Cumpre, antes de mais, apreciar a admissibilidade desse recurso, nos termos dos artºs 700º, nº 1, al. a), e 701º, nº 1, do CPC.
E nessa apreciação deve dizer-se que o processo de insolvência em causa foi instaurado em 2007, como bem resulta do seu nº processual – 1233/07.4TBILH-B.C1 -, ao abrigo do CIRE (Dec. Lei nº 53/2004, de 18/03, na redacção do Dec. Lei nº 200/2004, de 18/08).
Assim sendo, entende-se que o novo regime dos recursos em processo civil, aprovado pelo Dec. Lei nº 303/2007, de 24/08, não é aplicável no âmbito do presente incidente de qualificação de insolvência, face ao estatuído nos artºs 11º, nº 1, e 12º, nº 1, deste último diploma, onde se preceitua que o novo regime dos recursos apenas se aplica aos processos instaurados a partir de 1/01/2008.
E isto apesar do presente incidente ter sido instaurado ou iniciado em 28/05/2008, uma vez que a qualificação da insolvência consubstancia um incidente do processo de insolvência, sendo a pendência deste, aquando da entrada em vigor das alterações introduzidas pelo D. L. nº 303/2007, de 24/08, que determina a inaplicabilidade – também ao seu incidente de qualificação da insolvência – do regime de recursos introduzido por esse diploma – ver, neste sentido, a decisão do Relator desta Relação no processo nº 4701/05.9TJCBR-K.C1 – Des. Falcão de Magalhães -, de 28/07/2008, proferida em incidente de reclamação nos termos do artº 688º CPC.
Ver, também, idêntica decisão do relator desta Relação proferido no proc. nº 280/07.0TBLSA-F.C1 – Des. Teles Pereira -, de 16/06/2008, proferido em processo de reclamação do artº 688º CPC.
Ambas essas decisões estão disponíveis no site desta Relação.

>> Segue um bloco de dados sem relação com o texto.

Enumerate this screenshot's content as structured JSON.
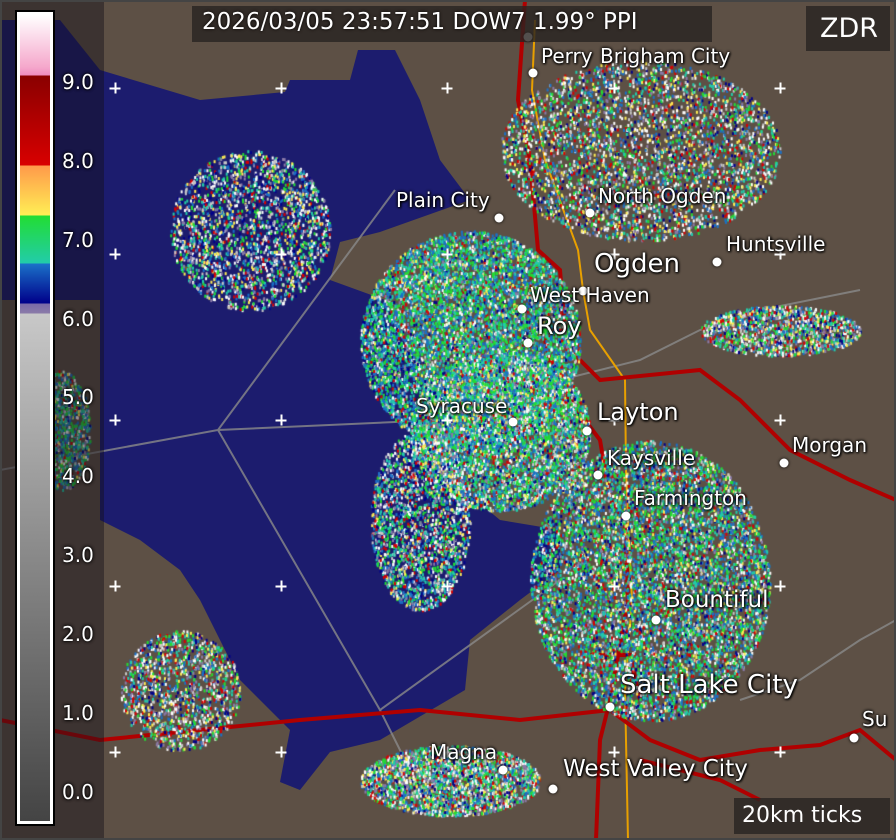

E entende-se perfeitamente tal interpretação, tanto mais que é logo na sentença de declaração de insolvência que o juiz declara aberto o incidente de qualificação de insolvência, com carácter pleno ou limitado – artº 36º, al. i), do CIRE -, pelo que o processo de insolvência propriamente dito e o apenso de qualificação da insolvência (e todos os demais apensos) constituem um todo processual, perfeitamente interdependentes, cujo início é o do processo principal.
Pelo que o presente recurso considera-se como um recurso sujeito às normas do CPC anteriores à dita reforma do D. L. nº 303/2007.
Assim sendo, o prazo para a interposição do dito recurso é de 10 dias, contados da notificação da decisão de que se recorre – artº 685º, nº 1, CPC, na sua redacção anterior ao D.L. 303/2007, de 24/08.
Ora, resulta dos presentes autos que o referido despacho recorrido, datado de 17/09/2008, foi notificado aos Requerentes da insolvência (e agora recorrentes) por ofício de 18/09/2008 – fls. 106 -, pelo que se presume que essa notificação ocorreu em 22/09/2008 (nos termos do artº 254º, nº 3, CPC).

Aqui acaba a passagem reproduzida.